Tak ada pemisah antara jiwa dan raga ataupun raga dan jiwa, namun tak semua orang mampu menyaksikannya.
Cinta bagi dia--Rumi--adalah sebuah jalan menuju Tuhannya dengan menyematkan perilaku dan tindakan yang sifatnya 'wujud' pada setiap makhlukNya di dalam (tindakan) dirinya sendiri.
Dipikiranku membahas cinta tak akan pernah selesai, apalagi memahami cinta versi Rumi yang taraf levelnya jauh lebih tinggi dibanding siapapun, maklum saja dia adalah seorang kekasih yang paham cintaNya. Sudah hampir lima belas menit aku hanya termenung memikirkan itu--cinta itu apa dan bagaimana? apakah bentuk dari cinta itu adalah Hani atau pikiranku memahami cinta hanya sebatas seperti itu--setelah memikirkan itu aku tertidur pulas dengan buku matsnawi menimpa dadaku.

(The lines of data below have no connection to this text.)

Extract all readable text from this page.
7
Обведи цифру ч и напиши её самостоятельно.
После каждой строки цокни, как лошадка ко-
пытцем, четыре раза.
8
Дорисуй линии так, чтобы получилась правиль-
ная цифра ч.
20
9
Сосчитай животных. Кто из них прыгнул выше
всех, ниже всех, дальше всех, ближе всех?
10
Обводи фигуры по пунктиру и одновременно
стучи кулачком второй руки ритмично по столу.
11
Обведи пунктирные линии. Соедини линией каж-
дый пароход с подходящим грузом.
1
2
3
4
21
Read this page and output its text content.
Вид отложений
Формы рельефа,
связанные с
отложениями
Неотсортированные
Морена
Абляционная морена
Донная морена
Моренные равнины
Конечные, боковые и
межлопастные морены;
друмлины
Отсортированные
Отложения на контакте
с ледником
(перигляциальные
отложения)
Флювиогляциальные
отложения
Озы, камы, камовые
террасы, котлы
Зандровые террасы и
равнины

Esoknya entah mengapa aku terbayang-bayang wajah anggun nan indah Hani, sebab, pada saat tertidur mimpiku bersamanya. Dalam mimpiku aku melihat telaga sungai yang jernih sejernih binar mata Hani, saat itu aku memegang tangannya dan dia menaruh kepala dipundakku momen itu terasa romantis dan tahu apalagi yang kami lakukan? kami bercinta--bersetubuh--dan lalu tak ingat lagi gaya seperti apa yang aku lakukan bersama Hani. Bukan bermaksud mengotori telaga itu dengan tingkah yang kami lakukan, namun ini mimpi hanya mimpi!. Setelah terbangun gegara alarm yang kupasang pada ponsel jadulku, bagian bawah tubuhku sudah basah dan lengket. Mimpiku dengan Hani yang nikmat akan selalu kukenang dan ini berkat matsnawi yang ikutan tertidur pada dadaku. Mungkin ini kenikmatan cinta. Haha!
Diteras Bapak masih rokokan dan bersiap-siap mengawali status paginya dengan bekerja. Dia pamitan denganku dan layaknya adab anak kepada bapaknya aku mencium tangannya--salim. Hari-hariku masih kosong masih belum bekerja, perihal lamaran-lamaran pekerjaan sudah aku kirim pada pt pt, pada restoran-restoran, toko-toko besar atau sejenis tempat kerja yang mempekerjakan lulusan dengan ijazah setara SMA umumnya--aku. Pelayan toko, Helper, Customer Service, Office Boy atau pekerjaan cukong lainnya syukur-syukur Admin, atau apapun tak masalah bagiku yang paling penting aku punya pekerjaan dan gajiku dapat kutabung nantinya. Pada dasarnya setiap lelaki memang dipandang sebagai 'lelaki yang benar-benar bertanggung jawab' jika mereka memiliki sebuah pekerjaan apapun itu kerjanya.